This is a kernel module for counting pulses on GPIO inputs.

Over time, this will get obsolete through more capable upstream drivers based on the linux kernel generic counter interface. At the time of writing (and needing) this simple counter however, the target platform had Kernel 5.10 and counter.h was existing, but not yet established well in terms of available drivers.

(c) 2024 by [email protected]

after compiling/installing the p44-ledchain kernel module package, activate the driver as follows:

insmod p44-counter counter<Cno>=<mode>,<debounce_us>,<gpioA>[,<gpioB>]

Where

• Cno: The counter number to use. Can be 0..3.
• mode: edge detection mode.
  • Bit0: detect rising edges on gpioA
  • Bit1: detect falling edges on gpioA
  • Bit2: detect rising edges on gpioB
  • Bit3: detect falling edges on gpioB
  • Bit4..31: reserved, must be 0
• debounce_us: debouncing time - if >0, edges detected within debounce_us microseconds after a detected edge will be ignored
• gpioA: GPIO number (edges enabled with mode count up by default, can be set by countmode in sysfs)
• gpioB: (optional) second GPIO number (edges enabled with mode count down by default, can be set by countmode in sysfs)

So, the following command will create a driver counting up for every positive edge found on GPIO34 with a debouncing time of 3mS (3000µS):

insmod p44-counter counter0=1,3000,34

This will produce a /sys/class/counter/counter0 entry in the sysfs with the following files in it:

• count: the current counter position. Can be set to a new value to re-adjust or zero the current count. Can be positive or negative withing int32 range.

• debounce: the debounce time to use in µS. This is initially the same as the module param debounce_us, but can be adjusted during operation when needed.

• countmode: (default is 0x02 = A counts up, B counts down)

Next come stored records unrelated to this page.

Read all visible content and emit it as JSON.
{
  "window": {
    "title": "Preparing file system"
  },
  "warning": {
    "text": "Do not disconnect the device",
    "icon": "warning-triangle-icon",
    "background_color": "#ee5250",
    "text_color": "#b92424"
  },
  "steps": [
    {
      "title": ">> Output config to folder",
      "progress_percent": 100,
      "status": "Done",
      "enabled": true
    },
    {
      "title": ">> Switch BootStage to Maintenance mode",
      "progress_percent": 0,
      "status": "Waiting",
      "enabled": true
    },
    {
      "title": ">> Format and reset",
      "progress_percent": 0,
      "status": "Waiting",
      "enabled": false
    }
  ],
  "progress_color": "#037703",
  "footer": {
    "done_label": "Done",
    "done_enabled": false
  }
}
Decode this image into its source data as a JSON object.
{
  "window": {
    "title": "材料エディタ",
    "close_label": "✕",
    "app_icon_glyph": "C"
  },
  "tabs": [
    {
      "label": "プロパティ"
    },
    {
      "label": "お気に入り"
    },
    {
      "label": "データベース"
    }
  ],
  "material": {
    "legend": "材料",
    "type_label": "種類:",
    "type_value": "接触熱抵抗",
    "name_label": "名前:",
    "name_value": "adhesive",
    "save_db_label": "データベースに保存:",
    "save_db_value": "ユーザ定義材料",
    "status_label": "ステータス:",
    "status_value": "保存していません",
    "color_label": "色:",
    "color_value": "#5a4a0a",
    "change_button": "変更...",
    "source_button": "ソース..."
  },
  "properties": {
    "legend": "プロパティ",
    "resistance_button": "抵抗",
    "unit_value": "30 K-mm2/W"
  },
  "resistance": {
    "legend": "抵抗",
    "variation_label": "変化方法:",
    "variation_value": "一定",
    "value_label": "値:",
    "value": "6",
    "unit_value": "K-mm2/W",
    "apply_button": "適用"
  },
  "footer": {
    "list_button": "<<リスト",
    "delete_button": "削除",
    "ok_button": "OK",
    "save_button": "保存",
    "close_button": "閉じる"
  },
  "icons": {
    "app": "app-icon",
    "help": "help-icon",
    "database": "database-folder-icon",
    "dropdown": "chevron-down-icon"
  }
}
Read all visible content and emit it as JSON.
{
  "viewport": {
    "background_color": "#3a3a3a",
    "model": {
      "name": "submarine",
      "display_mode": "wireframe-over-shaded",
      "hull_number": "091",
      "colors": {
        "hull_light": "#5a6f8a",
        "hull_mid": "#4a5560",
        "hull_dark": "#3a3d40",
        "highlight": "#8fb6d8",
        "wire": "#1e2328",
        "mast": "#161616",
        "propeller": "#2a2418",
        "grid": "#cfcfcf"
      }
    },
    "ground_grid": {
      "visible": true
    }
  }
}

  • Bit0: if set, edges detected on gpioA count down, else up. In quadrature mode: A input inverter
  • Bit1: if set, edges detected on gpioB count down, else up. In quadrature mode: B input inverter
  • Bit2: if set, A/B are considered quadrature encoder signals. Otherwise A/B are considered simple edge counting inputs counted according to bit 0/1. (Note: quadrature encoder mode needs detection of all edges, so mode parameter at module instantiation time must have all four lower bits set).